Küf kokusu burnuma dolarken, etrafımı incelemeye çalışıyordum. Karanlıktan başka bir şey göremeden, rastgele attığım adımlar beni nereye götürebilir ki? Garip bir ses duyuyorum. Paslanmış kapı gıcırtısı ve kötü niyetlere ev sahipliği yapan bir kahkaha... Damarlarımdan korku akıyor. Gözlerimi açmaya çalışıyorum fakat bir engel var. Her yer karanlık. Ellerim yüzümü bulduğunda, gözüme bağlanan kumaşa değiyor parmaklarım. Gözlerim bağlanmış! Bir yandan kumaşı çözmeye çalışırken, bir yandan yürüyorum. Fakat belime dolanan bir şey gitmemi engelliyor sanki. Sonra birinin varlığını hissediyorum tam önümde. Nefesi dudaklarıma değiyor. Siyah kumaşı çözmeye çalışıyor sanırım. Gözlerimdeki kumaş indiğinde beyaz takım elbisesi dikkatimi çekiyor. Üzerinde taze kan lekeleri var. Bu yapılı bedenin sahibine bakacağım sırada, bir şey belimden kayıyor gibi hissediyorum. Gözlerimi açan kişiye bakmadan önce belime kayıyor bakışlarım. Belimdeki koyu yeşillikle bakışıyorum, yeşilin en kötü tonuyla... Biraz daha sarıyor beni, gözlerimiz buluşuyor. Gözlerinde gördüklerimden sonra çığlık atmak için çabalıyorum. Fakat benden önce belime sarılan yılanın çığlığı duyuluyor.
.
.
.
.
Duyduğum çığlık sesiyle gözlerimi araladım. Bu ses anneme aitti. Karşılık olarak babamın bağırışını duyduğumda, kanımın donduğunu hissettim. Ailemin daha önce hiç bu kadar sert tartıştıklarına şahit olmamıştım. Zaten her zaman dışlanan ve başkasının çocuğuymuşum gibi hissettiğim bir ortamda büyüdüm. Aklım çocukluğuma gidip aile ortamımın çıkmazına daldığımda düşüncemi bölen babamın sert çıkışıydı." Ondan bunu saklayamazsın. O kızın kimsesizliğini görmüyor musun? Aramızda yalnız olduğunu görmeyecek kadar körleştin mi sen? Buna izin vermeyeceğim!"
Kırılan vazonun sesi tüm salonda yankılanıp, odamın kapısına çarptı. Ardından annem konuşmaya başladı.
" O benim. Haddini bil, neler yaşadığımı sen bilmiyorsun tamam mı?"
Annem fısıldamaya başlamıştı. Hızlıca yatağımdan kalkıp, odamın kapısından onları dinlemeye başladım. Annemin sesi kulağıma doldu.
" Adresimizi nasıl gönderirsin onlara, bizi bulmuşlar bile. Ben 18 yıldır saklanmak için uğraşıyorum. Her şeyi mahvettin. Allah senin belanı versin!"

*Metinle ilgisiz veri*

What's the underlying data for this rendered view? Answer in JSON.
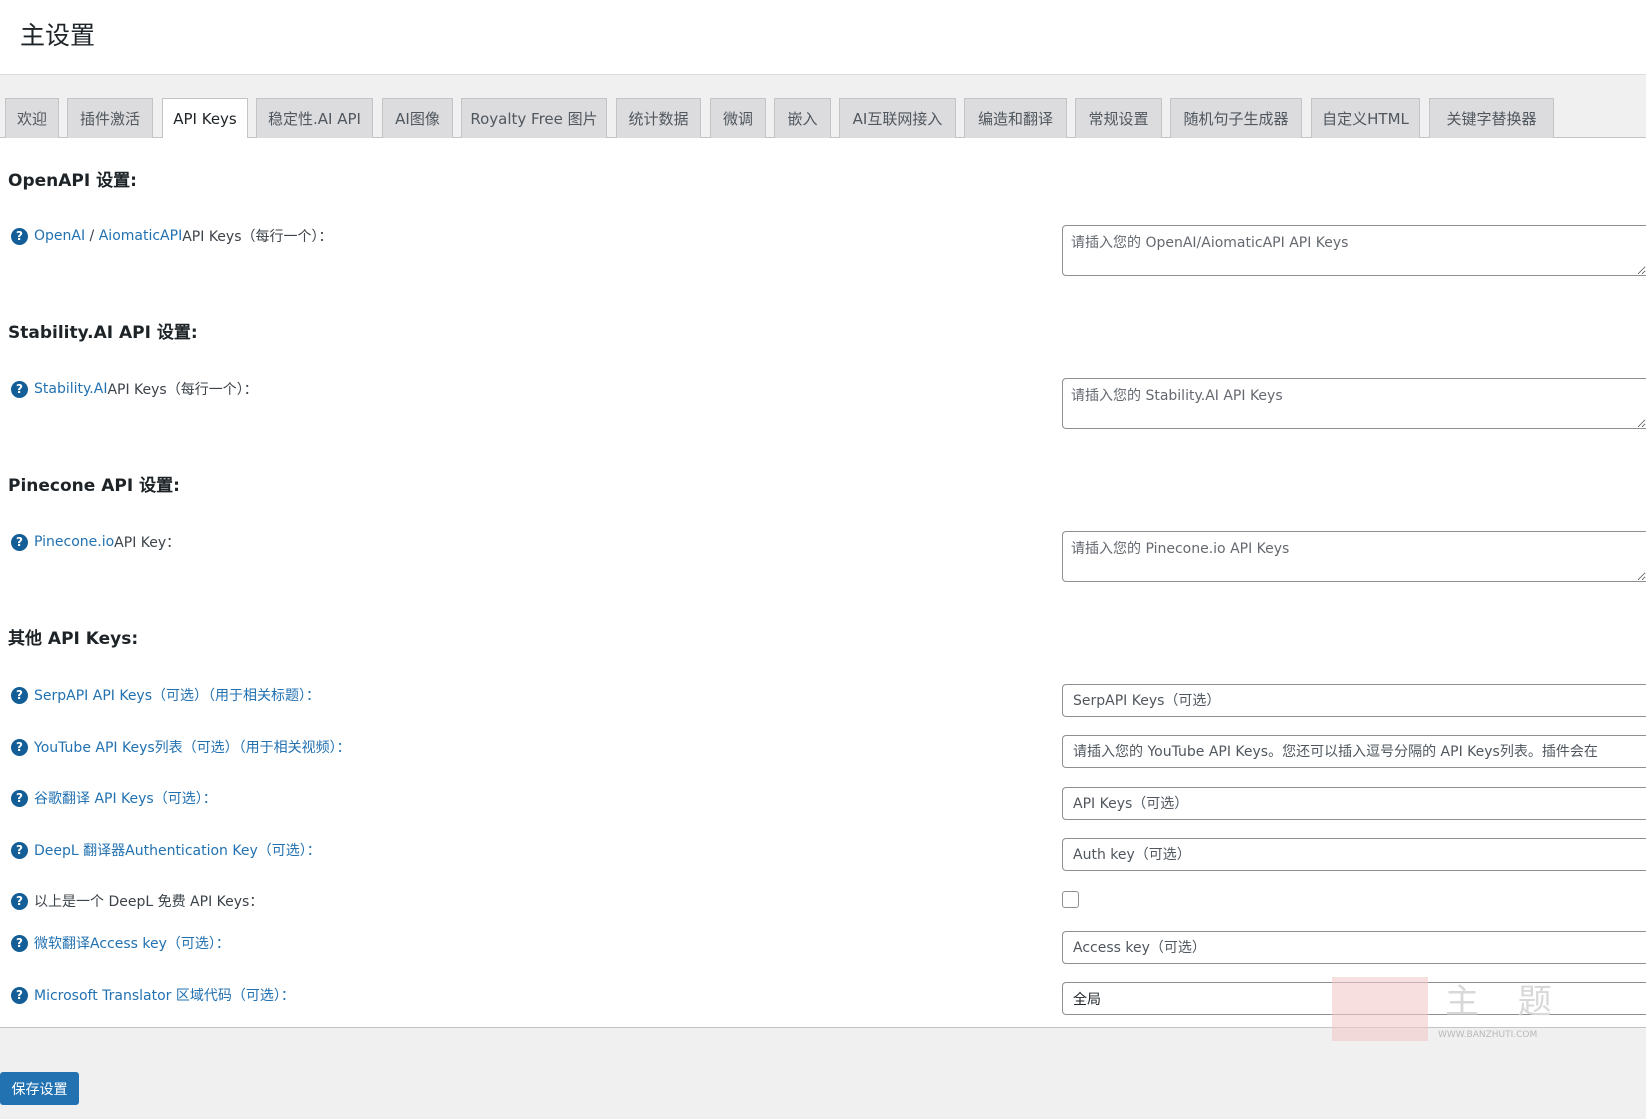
{
  "header": {
    "title": "主设置"
  },
  "tabs": [
    {
      "label": "欢迎"
    },
    {
      "label": "插件激活"
    },
    {
      "label": "API Keys"
    },
    {
      "label": "稳定性.AI API"
    },
    {
      "label": "AI图像"
    },
    {
      "label": "Royalty Free 图片"
    },
    {
      "label": "统计数据"
    },
    {
      "label": "微调"
    },
    {
      "label": "嵌入"
    },
    {
      "label": "AI互联网接入"
    },
    {
      "label": "编造和翻译"
    },
    {
      "label": "常规设置"
    },
    {
      "label": "随机句子生成器"
    },
    {
      "label": "自定义HTML"
    },
    {
      "label": "关键字替换器"
    }
  ],
  "active_tab": "API Keys",
  "sections": {
    "openapi": {
      "title": "OpenAPI 设置:",
      "label_link1": "OpenAI",
      "label_sep": " / ",
      "label_link2": "AiomaticAPI",
      "label_rest": " API Keys（每行一个）：",
      "placeholder": "请插入您的 OpenAI/AiomaticAPI API Keys"
    },
    "stability": {
      "title": "Stability.AI API 设置:",
      "label_link": "Stability.AI",
      "label_rest": " API Keys（每行一个）：",
      "placeholder": "请插入您的 Stability.AI API Keys"
    },
    "pinecone": {
      "title": "Pinecone API 设置:",
      "label_link": "Pinecone.io",
      "label_rest": " API Key：",
      "placeholder": "请插入您的 Pinecone.io API Keys"
    },
    "other": {
      "title": "其他 API Keys:",
      "serpapi": {
        "label": "SerpAPI API Keys（可选）（用于相关标题）：",
        "placeholder": "SerpAPI Keys（可选）"
      },
      "youtube": {
        "label": "YouTube API Keys列表（可选）（用于相关视频）：",
        "placeholder": "请插入您的 YouTube API Keys。您还可以插入逗号分隔的 API Keys列表。插件会在"
      },
      "google": {
        "label": "谷歌翻译 API Keys（可选）：",
        "placeholder": "API Keys（可选）"
      },
      "deepl": {
        "label": "DeepL 翻译器Authentication Key（可选）：",
        "placeholder": "Auth key（可选）"
      },
      "deepl_free": {
        "label": "以上是一个 DeepL 免费 API Keys："
      },
      "microsoft": {
        "label": "微软翻译Access key（可选）：",
        "placeholder": "Access key（可选）"
      },
      "region": {
        "label": "Microsoft Translator 区域代码（可选）：",
        "value": "全局"
      }
    }
  },
  "save_button": "保存设置",
  "watermark": {
    "site": "WWW.BANZHUTI.COM",
    "text": "主 题"
  },
  "colors": {
    "accent": "#2271b1",
    "link": "#2271b1",
    "background": "#f0f0f1"
  },
  "icons": {
    "help": "question-circle-icon",
    "help_glyph": "?"
  }
}
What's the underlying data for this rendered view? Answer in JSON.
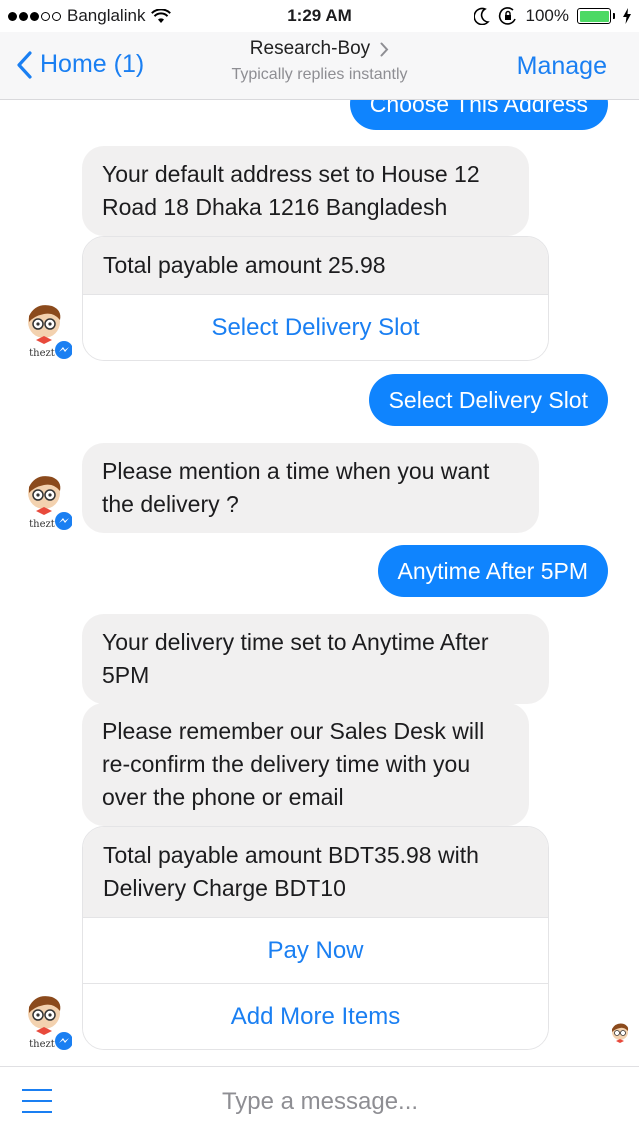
{
  "status_bar": {
    "carrier": "Banglalink",
    "time": "1:29 AM",
    "battery": "100%",
    "battery_level": 1.0,
    "signal_filled": 3,
    "signal_total": 5
  },
  "nav": {
    "back_label": "Home (1)",
    "title": "Research-Boy",
    "subtitle": "Typically replies instantly",
    "manage_label": "Manage"
  },
  "messages": {
    "choose_address": "Choose This Address",
    "default_address": "Your default address set to House 12 Road 18 Dhaka 1216 Bangladesh",
    "total_payable_1": "Total payable amount 25.98",
    "select_slot_button": "Select Delivery Slot",
    "select_slot_reply": "Select Delivery Slot",
    "mention_time": "Please mention a time when you want the delivery ?",
    "anytime_reply": "Anytime After 5PM",
    "time_set": "Your delivery time set to Anytime After 5PM",
    "reconfirm": "Please remember our Sales Desk will re-confirm the delivery time with you over the phone or email",
    "total_payable_2": "Total payable amount BDT35.98 with Delivery Charge BDT10",
    "pay_now_button": "Pay Now",
    "add_more_button": "Add More Items"
  },
  "avatar": {
    "label": "thezt"
  },
  "composer": {
    "placeholder": "Type a message..."
  },
  "colors": {
    "accent": "#1a7ff2",
    "outgoing_bubble": "#0f84fe",
    "incoming_bubble": "#f1f0f0",
    "battery": "#4cd964"
  },
  "icons": [
    "wifi-icon",
    "moon-icon",
    "orientation-lock-icon",
    "battery-icon",
    "charging-icon",
    "chevron-left-icon",
    "chevron-right-icon",
    "messenger-badge-icon",
    "hamburger-menu-icon"
  ]
}
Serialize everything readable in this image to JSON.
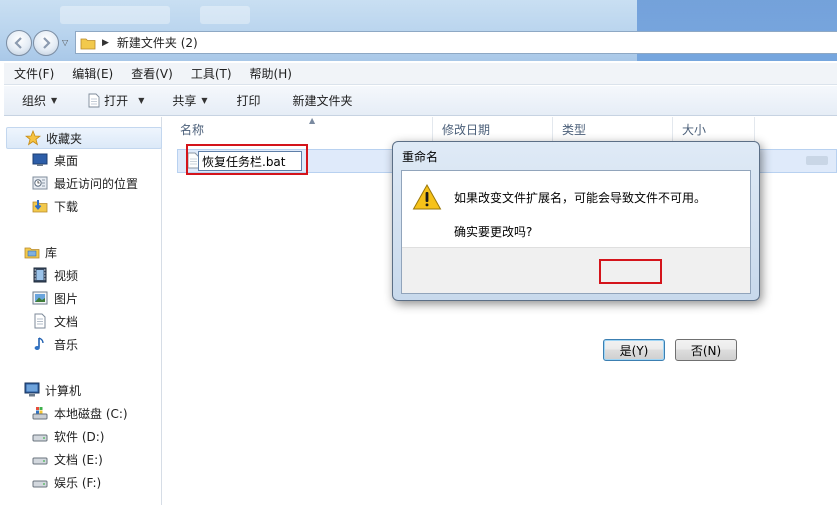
{
  "address_bar": {
    "path": "新建文件夹 (2)"
  },
  "menu": [
    {
      "label": "文件(F)"
    },
    {
      "label": "编辑(E)"
    },
    {
      "label": "查看(V)"
    },
    {
      "label": "工具(T)"
    },
    {
      "label": "帮助(H)"
    }
  ],
  "toolbar": {
    "organize": "组织",
    "open": "打开",
    "share": "共享",
    "print": "打印",
    "new_folder": "新建文件夹"
  },
  "nav": {
    "favorites": {
      "label": "收藏夹",
      "items": [
        "桌面",
        "最近访问的位置",
        "下载"
      ]
    },
    "libraries": {
      "label": "库",
      "items": [
        "视频",
        "图片",
        "文档",
        "音乐"
      ]
    },
    "computer": {
      "label": "计算机",
      "items": [
        "本地磁盘 (C:)",
        "软件 (D:)",
        "文档 (E:)",
        "娱乐 (F:)"
      ]
    }
  },
  "columns": {
    "name": "名称",
    "date": "修改日期",
    "type": "类型",
    "size": "大小"
  },
  "file": {
    "rename_value": "恢复任务栏.bat"
  },
  "dialog": {
    "title": "重命名",
    "message": "如果改变文件扩展名，可能会导致文件不可用。",
    "question": "确实要更改吗?",
    "yes_label": "是(Y)",
    "no_label": "否(N)"
  },
  "colors": {
    "highlight_outline": "#d4141b",
    "selection": "#dfeafa"
  },
  "icons": {
    "warning": "warning-icon",
    "star": "star-icon",
    "folder": "folder-icon"
  }
}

Bunlar da ne demek oluyordu? Babam kime adresimizi göndermiş olabilirdi? Annem kimden saklanıyordu? Bizim peşimizde kim olabilirdi ki? Delirmek üzereydim! Burada oturup onları dinlemek yerine neden ben sormuyordum ki? Tam kapıyı aralayacağım sırada babamın dudaklarından dökülen adımla duraksadım.
"Saye'yi onlardan ayırmaya hakkın yok. Onlar Saye'ye daha iyi bir hayat sunabilir. Ayrıca Saye'yi babasından daha ne kadar ayıracaksın? Mahalle sapığı tarafından rahatsız edilerek ömür boyu garsonluk mu yapacak kızımız? Mantıklı ol Hülya!"
Duyduğum cümle zihnimde yankılanıyordu.
'Saye'yi babasından daha ne kadar ayıracaksın?'
Şakaklarıma saplanan ağrı, gözlerimi kanatacak kadar güçlüydü.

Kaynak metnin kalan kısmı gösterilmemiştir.